Baba called the house the day of the inauguration. He had taken to calling us with news. Switch on the TV, he would say, and we would, without asking why. The broadcast started in the late afternoon, hours of camera roll of an empty hall and desolate palace grounds, which we watched on mute. Eventually cameras focused on the many dignitaries arriving, but the sun had set before the ceremony began, casting the sky a mercurial orange. I got up and went to the kitchen. Walked onto the oval balcony and looked out. It was one of those nights when the building opposite our house was dark, except for the windows, the little outlets of life, the flickering TV screens. I could hear nothing from anywhere except the occasional roar and wind of a passing car, generally at a distance. I stood and watched. Took note of the single apartment still shuttered, the neighbor who had lost her daughter. I hadn’t seen her windows open since. The city seemed to be on pause. I watched and waited, until suddenly, from all directions, the air was filled with the outburst of ululations. From across the street in our neighbors’ building, and from across the river and from the city all around. Fireworks, music, shrieks. I rushed back in. The new president swallowed the screen.

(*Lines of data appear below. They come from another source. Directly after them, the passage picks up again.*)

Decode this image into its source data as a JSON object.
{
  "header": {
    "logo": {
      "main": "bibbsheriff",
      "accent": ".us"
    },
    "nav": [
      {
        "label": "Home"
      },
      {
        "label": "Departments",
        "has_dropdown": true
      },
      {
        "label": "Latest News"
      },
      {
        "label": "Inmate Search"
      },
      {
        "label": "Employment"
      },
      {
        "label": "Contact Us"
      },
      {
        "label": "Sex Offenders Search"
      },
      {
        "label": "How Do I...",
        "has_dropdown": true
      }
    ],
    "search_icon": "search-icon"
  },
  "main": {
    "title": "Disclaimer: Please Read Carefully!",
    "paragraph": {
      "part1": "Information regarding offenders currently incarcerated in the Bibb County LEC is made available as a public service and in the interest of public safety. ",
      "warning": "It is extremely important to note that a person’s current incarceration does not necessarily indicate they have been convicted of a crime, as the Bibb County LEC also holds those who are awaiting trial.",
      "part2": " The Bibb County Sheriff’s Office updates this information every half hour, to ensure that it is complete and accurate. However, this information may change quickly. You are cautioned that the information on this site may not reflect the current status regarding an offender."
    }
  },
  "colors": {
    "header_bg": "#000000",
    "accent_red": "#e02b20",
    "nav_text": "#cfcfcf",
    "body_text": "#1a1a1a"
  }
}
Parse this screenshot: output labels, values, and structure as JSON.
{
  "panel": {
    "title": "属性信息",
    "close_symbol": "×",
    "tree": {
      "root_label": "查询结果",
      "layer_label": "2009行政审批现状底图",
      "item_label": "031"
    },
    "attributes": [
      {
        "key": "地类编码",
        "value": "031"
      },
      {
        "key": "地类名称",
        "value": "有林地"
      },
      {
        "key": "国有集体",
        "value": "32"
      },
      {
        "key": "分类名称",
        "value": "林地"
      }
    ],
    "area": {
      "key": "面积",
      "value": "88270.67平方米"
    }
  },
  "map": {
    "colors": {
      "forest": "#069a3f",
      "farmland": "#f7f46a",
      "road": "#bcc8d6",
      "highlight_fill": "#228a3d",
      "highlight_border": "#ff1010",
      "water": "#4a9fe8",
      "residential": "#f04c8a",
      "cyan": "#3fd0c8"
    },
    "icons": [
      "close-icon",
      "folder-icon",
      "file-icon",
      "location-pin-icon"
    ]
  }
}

The next morning I found Mama in the kitchen wiping the counter. I had walked in with the newspapers and a glass of juice. It had become a habit, sitting on the balcony together before I went to the club to run and see Baba. I knew Mama had been thinking about the house from the comments she dropped over the years since the revolution. She spoke about a memory etched permanently inside her, about feeling reborn. One day she mentioned the weight of a physical burden anchoring her down. That morning, as she sipped her coffee and we looked out onto the garden, I could feel her neck and shoulders slightly tense. It was always the sign she was going to address something uncomfortable. She looked out to the sliver of Nile or a point beyond or something in the garden or maybe just her mind’s eye, and without turning her head, she paused before telling me she had something to say.